India is now the most dangerous country in the world for women

The country has topped the list of the most dangerous countries for women, thanks to widespread sexual violence, retrograde cultural practices, and trafficking, according to a poll by the Thomson Reuters Foundation.

In 2011, when a similar poll was last conducted, India ranked fourth behind Afghanistan, Congo, and Pakistan.

India is now the worst place in the world to be a woman.

The world’s five most dangerous countries for women:

Ranking in 2011 Ranking in 2018
Afghanistan India
Congo Afghanistan
Pakistan Syria
India Somalia
Somalia Saudi Arabia

Between March 26 and May 04, the Thomson Reuters Foundation surveyed 548 experts on women’s issues across the globe, including academics, health workers, policy-makers, and NGO workers.

The respondents were asked to consider the following parameters: health care, cultural traditions, discrimination, sexual violence, non-sexual violence, and human trafficking. And India came up as the worst of the lot in half of them.

“The world’s second-most populous nation, with 1.3 billion people, ranked as the most dangerous on three of the topic questions-the risk of sexual violence and harassment against women, the danger women face from cultural, tribal, and traditional practices, and the country where women are most in danger of human trafficking including forced labour, sex slavery, and domestic servitude”, the Foundation said.
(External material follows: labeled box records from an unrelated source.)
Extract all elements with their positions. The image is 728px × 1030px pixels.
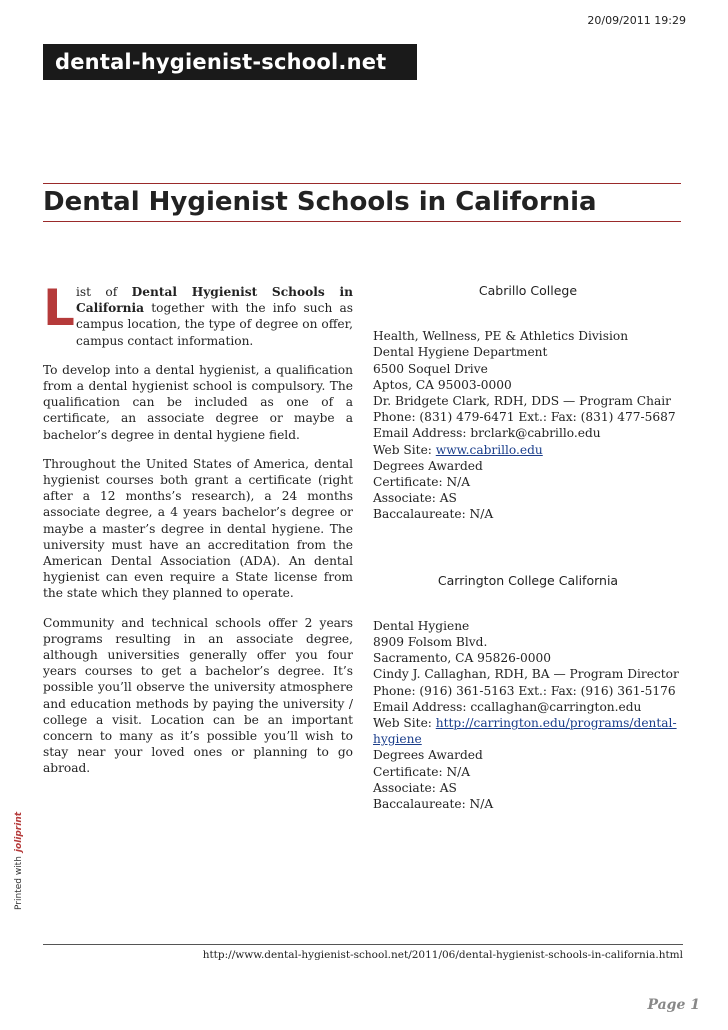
- printed-with-badge: [14, 800, 24, 910]
- school-city: Sacramento, CA 95826-0000: [373, 651, 552, 666]
- school-contact: Cindy J. Callaghan, RDH, BA — Program Director: [373, 667, 679, 682]
- school-phone: Phone: (831) 479-6471 Ext.: Fax: (831) 477-5687: [373, 410, 676, 425]
- article-body: [43, 279, 353, 790]
- page-number: Page 1: [647, 997, 700, 1013]
- school-listings: [373, 284, 683, 862]
- degrees-heading: Degrees Awarded: [373, 748, 483, 763]
- school-phone: Phone: (916) 361-5163 Ext.: Fax: (916) 361-5176: [373, 683, 676, 698]
- lead-start: ist of: [76, 285, 132, 299]
- school-city: Aptos, CA 95003-0000: [373, 377, 512, 392]
- degree-certificate: Certificate: N/A: [373, 764, 471, 779]
- drop-cap: L: [43, 279, 75, 337]
- school-website: [373, 715, 683, 747]
- website-link[interactable]: www.cabrillo.edu: [435, 442, 543, 457]
- footer-rule: [43, 944, 683, 945]
- school-name: Carrington College California: [437, 572, 619, 588]
- school-website: [373, 442, 683, 458]
- school-name: Cabrillo College: [478, 283, 578, 298]
- school-email: Email Address: ccallaghan@carrington.edu: [373, 699, 642, 714]
- body-paragraph: To develop into a dental hygienist, a qualification from a dental hygienist school is compulsory. The qualification can be included as one of a certificate, an associate degree or maybe a bachelor’s degree in dental hygiene field.: [43, 362, 353, 442]
- degree-certificate: Certificate: N/A: [373, 475, 471, 490]
- degree-baccalaureate: Baccalaureate: N/A: [373, 507, 494, 522]
- degree-baccalaureate: Baccalaureate: N/A: [373, 797, 494, 812]
- site-name-banner[interactable]: dental-hygienist-school.net: [43, 44, 417, 80]
- lead-bold: Dental Hygienist Schools in California: [76, 285, 353, 316]
- degree-associate: Associate: AS: [373, 491, 457, 506]
- lead-text: [76, 284, 353, 349]
- source-url-link[interactable]: http://www.dental-hygienist-school.net/2011/06/dental-hygienist-schools-in-california.html: [202, 949, 683, 961]
- body-paragraph: Throughout the United States of America, dental hygienist courses both grant a certificate (right after a 12 months’s research), a 24 months associate degree, a 4 years bachelor’s degree or maybe a master’s degree in dental hygiene. The university must have an accreditation from the American Dental Association (ADA). An dental hygienist can even require a State license from the state which they planned to operate.: [43, 456, 353, 601]
- school-entry-cabrillo: [373, 283, 683, 523]
- website-label: Web Site:: [373, 442, 436, 457]
- lead-paragraph: [43, 279, 353, 349]
- school-street: 6500 Soquel Drive: [373, 361, 488, 376]
- degree-associate: Associate: AS: [373, 780, 457, 795]
- printed-with-label: Printed with: [14, 856, 24, 910]
- school-email: Email Address: brclark@cabrillo.edu: [373, 426, 601, 441]
- school-entry-carrington: [373, 573, 683, 813]
- website-label: Web Site:: [373, 716, 436, 731]
- lead-rest: together with the info such as campus location, the type of degree on offer, campus contact information.: [76, 301, 353, 348]
- degrees-heading: Degrees Awarded: [373, 458, 483, 473]
- school-contact: Dr. Bridgete Clark, RDH, DDS — Program Chair: [373, 394, 671, 409]
- website-link[interactable]: http://carrington.edu/programs/dental-hygiene: [373, 716, 677, 747]
- school-division: Health, Wellness, PE & Athletics Division: [373, 329, 629, 344]
- school-street: 8909 Folsom Blvd.: [373, 635, 488, 650]
- school-department: Dental Hygiene: [373, 618, 470, 633]
- school-department: Dental Hygiene Department: [373, 345, 548, 360]
- body-paragraph: Community and technical schools offer 2 years programs resulting in an associate degree, although universities generally offer you four years courses to get a bachelor’s degree. It’s possible you’ll observe the university atmosphere and education methods by paying the university / college a visit. Location can be an important concern to many as it’s possible you’ll wish to stay near your loved ones or planning to go abroad.: [43, 615, 353, 776]
- print-timestamp: 20/09/2011 19:29: [587, 14, 686, 27]
- joliprint-logo[interactable]: joliprint: [14, 811, 24, 853]
- title-rule-bottom: [43, 221, 681, 222]
- article-title: Dental Hygienist Schools in California: [43, 187, 597, 217]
The findings only confirm an uncomfortable truth.

The 2012 gang-rape of a young woman in New Delhi was seen as an inflection point for women’s safety in India, sparking widespread protests and calls for change. However, girls and women continue to face extreme brutality in the conservative, patriarchal country. This, despite improved laws and many woman-oriented schemes like Beti Bachao, Beti Padhao (save girls, educate girls) launched by the Narendra Modi government.
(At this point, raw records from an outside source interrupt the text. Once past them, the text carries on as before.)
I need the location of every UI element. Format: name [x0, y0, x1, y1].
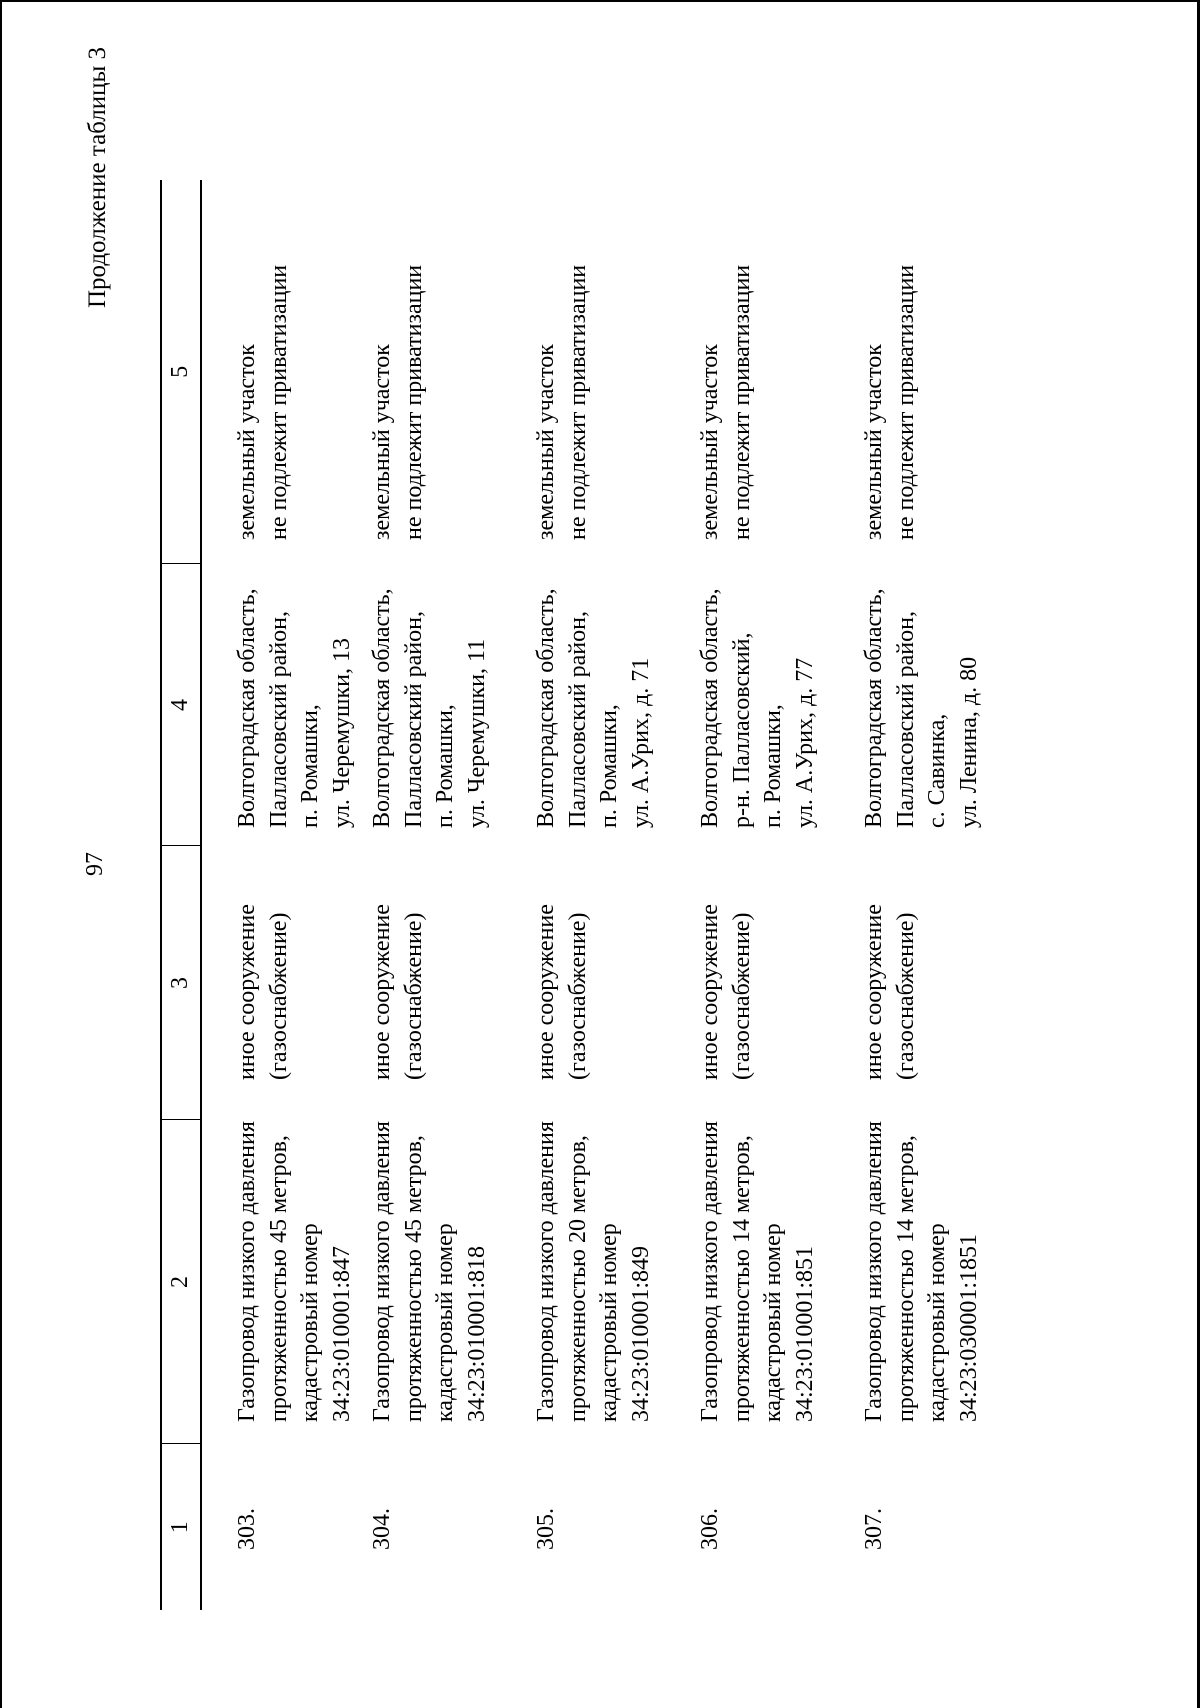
address-line: ул. Черемушки, 11 — [463, 638, 490, 828]
address-line: Палласовский район, — [564, 611, 591, 828]
property-table — [160, 180, 1023, 1610]
object-name-line: 34:23:010001:851 — [791, 1245, 818, 1422]
object-name-line: Газопровод низкого давления — [861, 1121, 887, 1422]
note-line: не подлежит приватизации — [892, 264, 919, 540]
address-line: ул. А.Урих, д. 77 — [791, 657, 818, 828]
address-line: Волгоградская область, — [234, 588, 260, 828]
note-line: земельный участок — [861, 344, 887, 540]
row-number: 304. — [369, 1508, 395, 1550]
address-line: Волгоградская область, — [369, 588, 395, 828]
address-line: ул. А.Урих, д. 71 — [627, 657, 654, 828]
address-line: п. Ромашки, — [297, 704, 323, 828]
object-name-line: Газопровод низкого давления — [369, 1121, 395, 1422]
address-line: п. Ромашки, — [760, 704, 786, 828]
object-name-line: 34:23:010001:849 — [627, 1245, 654, 1422]
table-row — [367, 180, 531, 1610]
address-line: п. Ромашки, — [596, 704, 622, 828]
address-line: Волгоградская область, — [697, 588, 723, 828]
table-row — [201, 180, 367, 1610]
object-name — [859, 1120, 1023, 1444]
address-line: п. Ромашки, — [432, 704, 458, 828]
object-kind-line: иное сооружение — [533, 904, 559, 1080]
object-name-line: кадастровый номер — [596, 1223, 622, 1422]
object-kind-line: (газоснабжение) — [400, 912, 427, 1080]
object-kind — [367, 846, 531, 1120]
table-row — [859, 180, 1023, 1610]
object-name-line: кадастровый номер — [432, 1223, 458, 1422]
object-kind-line: (газоснабжение) — [892, 912, 919, 1080]
note-line: не подлежит приватизации — [400, 264, 427, 540]
object-address — [859, 564, 1023, 846]
object-name-line: 34:23:010001:818 — [463, 1245, 490, 1422]
table-header-row — [161, 180, 201, 1610]
row-number: 306. — [697, 1508, 723, 1550]
object-name-line: 34:23:010001:847 — [328, 1245, 355, 1422]
address-line: Палласовский район, — [892, 611, 919, 828]
object-kind-line: (газоснабжение) — [564, 912, 591, 1080]
page-number: 97 — [82, 852, 108, 876]
address-line: ул. Черемушки, 13 — [328, 638, 355, 828]
object-note — [531, 180, 695, 564]
address-line: ул. Ленина, д. 80 — [955, 656, 982, 828]
column-header-2: 2 — [161, 1120, 201, 1444]
row-number: 307. — [861, 1508, 887, 1550]
note-line: не подлежит приватизации — [728, 264, 755, 540]
address-line: с. Савинка, — [924, 713, 950, 828]
object-kind — [859, 846, 1023, 1120]
object-name — [695, 1120, 859, 1444]
object-name-line: протяженностью 14 метров, — [728, 1135, 755, 1422]
object-name-line: протяженностью 45 метров, — [400, 1135, 427, 1422]
object-name — [201, 1120, 367, 1444]
column-header-5: 5 — [161, 180, 201, 564]
note-line: земельный участок — [533, 344, 559, 540]
table-caption: Продолжение таблицы 3 — [84, 46, 111, 308]
object-address — [531, 564, 695, 846]
object-name-line: 34:23:030001:1851 — [955, 1233, 982, 1422]
address-line: Палласовский район, — [265, 611, 292, 828]
object-kind-line: иное сооружение — [697, 904, 723, 1080]
note-line: земельный участок — [369, 344, 395, 540]
note-line: не подлежит приватизации — [564, 264, 591, 540]
object-name-line: кадастровый номер — [297, 1223, 323, 1422]
object-name-line: Газопровод низкого давления — [697, 1121, 723, 1422]
column-header-4: 4 — [161, 564, 201, 846]
note-line: не подлежит приватизации — [265, 264, 292, 540]
object-name-line: протяженностью 14 метров, — [892, 1135, 919, 1422]
object-name — [531, 1120, 695, 1444]
object-kind — [531, 846, 695, 1120]
object-address — [201, 564, 367, 846]
row-number: 303. — [234, 1508, 260, 1550]
object-name-line: протяженностью 20 метров, — [564, 1135, 591, 1422]
object-address — [367, 564, 531, 846]
address-line: Волгоградская область, — [533, 588, 559, 828]
object-name-line: кадастровый номер — [760, 1223, 786, 1422]
column-header-1: 1 — [161, 1444, 201, 1610]
object-kind-line: иное сооружение — [234, 904, 260, 1080]
object-note — [695, 180, 859, 564]
object-name — [367, 1120, 531, 1444]
note-line: земельный участок — [234, 344, 260, 540]
object-name-line: Газопровод низкого давления — [533, 1121, 559, 1422]
object-name-line: кадастровый номер — [924, 1223, 950, 1422]
object-kind-line: иное сооружение — [369, 904, 395, 1080]
object-name-line: протяженностью 45 метров, — [265, 1135, 292, 1422]
address-line: р-н. Палласовский, — [728, 632, 755, 828]
object-note — [367, 180, 531, 564]
object-name-line: Газопровод низкого давления — [234, 1121, 260, 1422]
note-line: земельный участок — [697, 344, 723, 540]
object-kind-line: (газоснабжение) — [265, 912, 292, 1080]
object-kind-line: (газоснабжение) — [728, 912, 755, 1080]
column-header-3: 3 — [161, 846, 201, 1120]
table-row — [531, 180, 695, 1610]
object-kind-line: иное сооружение — [861, 904, 887, 1080]
object-note — [201, 180, 367, 564]
table-row — [695, 180, 859, 1610]
object-note — [859, 180, 1023, 564]
address-line: Волгоградская область, — [861, 588, 887, 828]
object-kind — [695, 846, 859, 1120]
object-address — [695, 564, 859, 846]
address-line: Палласовский район, — [400, 611, 427, 828]
row-number: 305. — [533, 1508, 559, 1550]
object-kind — [201, 846, 367, 1120]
Cases of crimes against women, including rape, sexual assault, acid attacks, and dowry deaths, rose by nearly 40% to 338,954 between 2012 and 2016, according to the National Crime Records Bureau (pdf).
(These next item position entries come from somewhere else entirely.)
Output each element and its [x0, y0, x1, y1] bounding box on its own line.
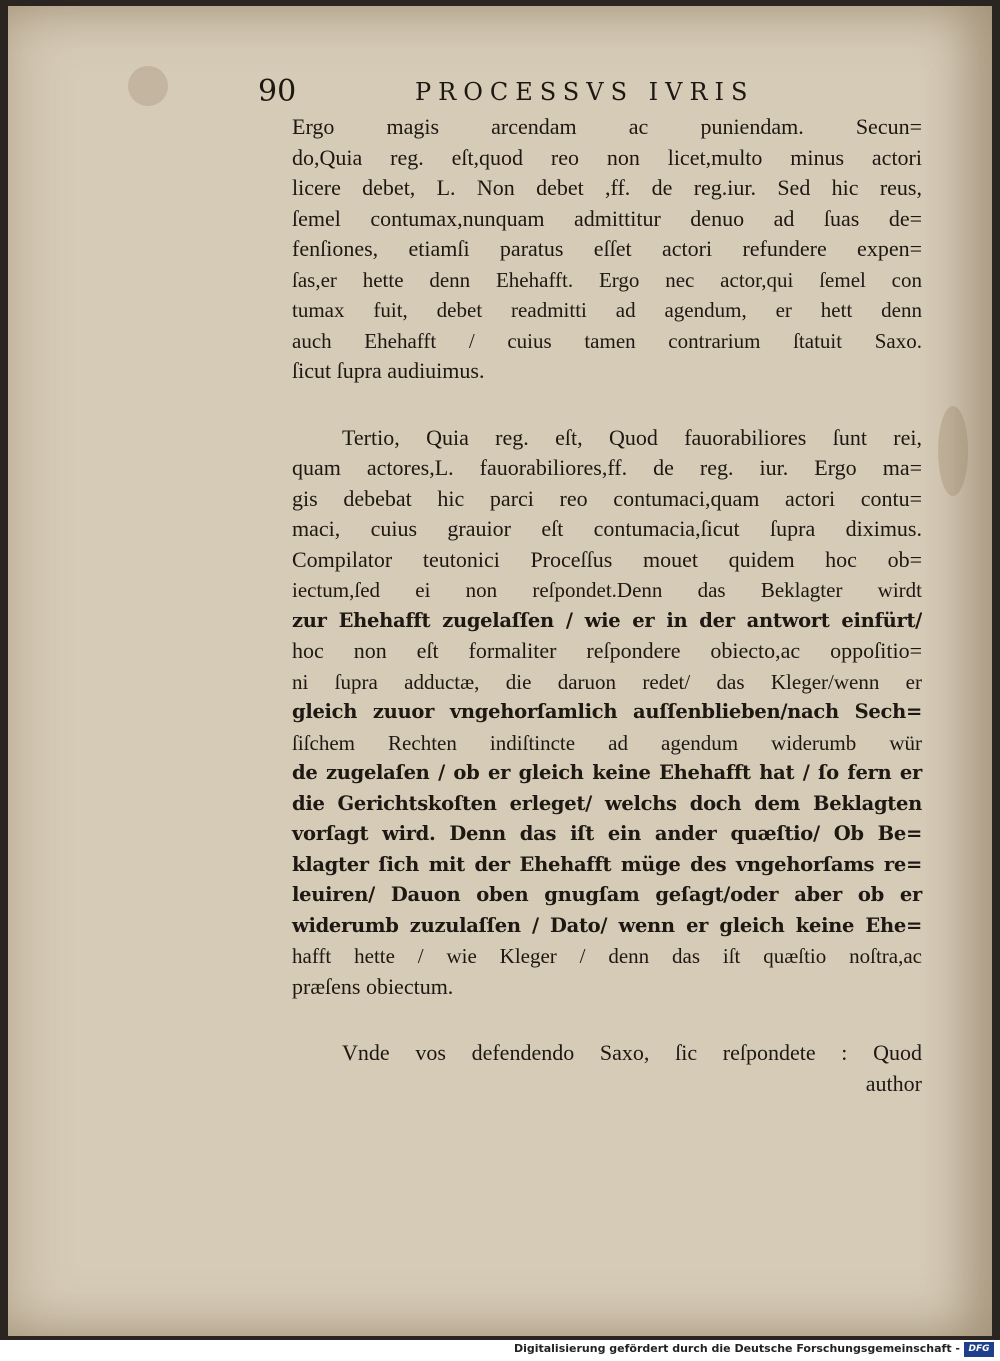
text-line: ni ſupra adductæ, die daruon redet/ das Kleger/wenn er	[292, 669, 922, 694]
body-text	[292, 112, 922, 1099]
text-line: quam actores,L. fauorabiliores,ff. de reg. iur. Ergo ma=	[292, 455, 922, 480]
text-line: præſens obiectum.	[292, 973, 454, 999]
paragraph-gap	[292, 1002, 922, 1038]
paragraph-gap	[292, 387, 922, 423]
page-header	[250, 70, 810, 110]
text-line: Tertio, Quia reg. eſt, Quod fauorabiliores ſunt rei,	[342, 424, 922, 450]
funding-note: Digitalisierung gefördert durch die Deutsche Forschungsgemeinschaft -	[513, 1342, 960, 1355]
text-line: Compilator teutonici Proceſſus mouet quidem hoc ob=	[292, 546, 922, 572]
text-line: hoc non eſt formaliter reſpondere obiecto,ac oppoſitio=	[292, 638, 922, 663]
page-number: 90	[258, 74, 297, 109]
text-line: widerumb zuzulaſſen / Dato/ wenn er gleich keine Ehe=	[292, 913, 922, 937]
text-line: auch Ehehafft / cuius tamen contrarium ſtatuit Saxo.	[292, 328, 922, 353]
text-line: licere debet, L. Non debet ,ff. de reg.iur. Sed hic reus,	[292, 175, 922, 200]
text-line: leuiren/ Dauon oben gnugſam geſagt/oder aber ob er	[292, 883, 922, 906]
text-line: gleich zuuor vngehorſamlich auſſenblieben/nach Sech=	[292, 700, 922, 723]
text-line: zur Ehehafft zugelaſſen / wie er in der antwort einfürt/	[292, 608, 922, 632]
text-line: tumax fuit, debet readmitti ad agendum, er hett denn	[292, 298, 922, 322]
text-line: die Gerichtskoſten erleget/ welchs doch dem Beklagten	[292, 791, 922, 815]
text-line: de zugelaſen / ob er gleich keine Ehehafft hat / ſo fern er	[292, 761, 922, 784]
running-title: PROCESSVS IVRIS	[415, 78, 755, 106]
paper-stain	[938, 406, 968, 496]
catchword: author	[865, 1070, 922, 1096]
text-line: ſemel contumax,nunquam admittitur denuo ad ſuas de=	[292, 205, 922, 231]
footer-bar	[0, 1340, 1000, 1361]
text-line: ſas,er hette denn Ehehafft. Ergo nec actor,qui ſemel con	[292, 267, 922, 292]
text-line: gis debebat hic parci reo contumaci,quam actori contu=	[292, 485, 922, 511]
text-line: Ergo magis arcendam ac puniendam. Secun=	[292, 114, 922, 139]
dfg-logo: DFG	[964, 1342, 994, 1357]
text-line: fenſiones, etiamſi paratus eſſet actori refundere expen=	[292, 236, 922, 261]
text-line: ſiſchem Rechten indiſtincte ad agendum widerumb wür	[292, 730, 922, 755]
text-line: ſicut ſupra audiuimus.	[292, 358, 485, 383]
text-line: do,Quia reg. eſt,quod reo non licet,multo minus actori	[292, 144, 922, 170]
text-line: maci, cuius grauior eſt contumacia,ſicut ſupra diximus.	[292, 516, 922, 541]
text-line: klagter ſich mit der Ehehafft müge des vngehorſams re=	[292, 852, 922, 876]
text-line: iectum,ſed ei non reſpondet.Denn das Beklagter wirdt	[292, 578, 922, 602]
text-line: hafft hette / wie Kleger / denn das iſt quæſtio noſtra,ac	[292, 944, 922, 968]
text-line: Vnde vos defendendo Saxo, ſic reſpondete : Quod	[342, 1040, 922, 1065]
text-line: vorſagt wird. Denn das iſt ein ander quæſtio/ Ob Be=	[292, 822, 922, 845]
paper-stain	[128, 66, 168, 106]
Even this number likely underestimates the crisis: Previous research has shown that survivors of rape and sexual assault face incredible brutality even when they try to seek out justice, with the police, lawyers, and doctors adding to their ordeal through insensitive treatment. This combined with the social stigma associated with sexual assault, and pressure from powerful interests, ensures that many women don’t report rape or sexual assault at all.

The results of the poll come just a few months after two gruesome child rape cases captured national and international attention, highlighting another worrying trend of surging sexual violence against minors.

Human trafficking poses yet another challenge. Some 15,000 such cases were recorded in India in 2016, and two-thirds involved female victims, many under the age of 18, sold into sex work or domestic servitude. Only last week, five activists who had performed a street play to raise awareness about trafficking were reportedly raped at gunpoint in the state of Jharkhand.

This then is the dark side of the Indian story. The country may now be known for its startups and space programme, besides its booming consumer economy that everyone wants a piece of. But for millions of its women, or nearly half the population, safety and dignity remain a distant dream.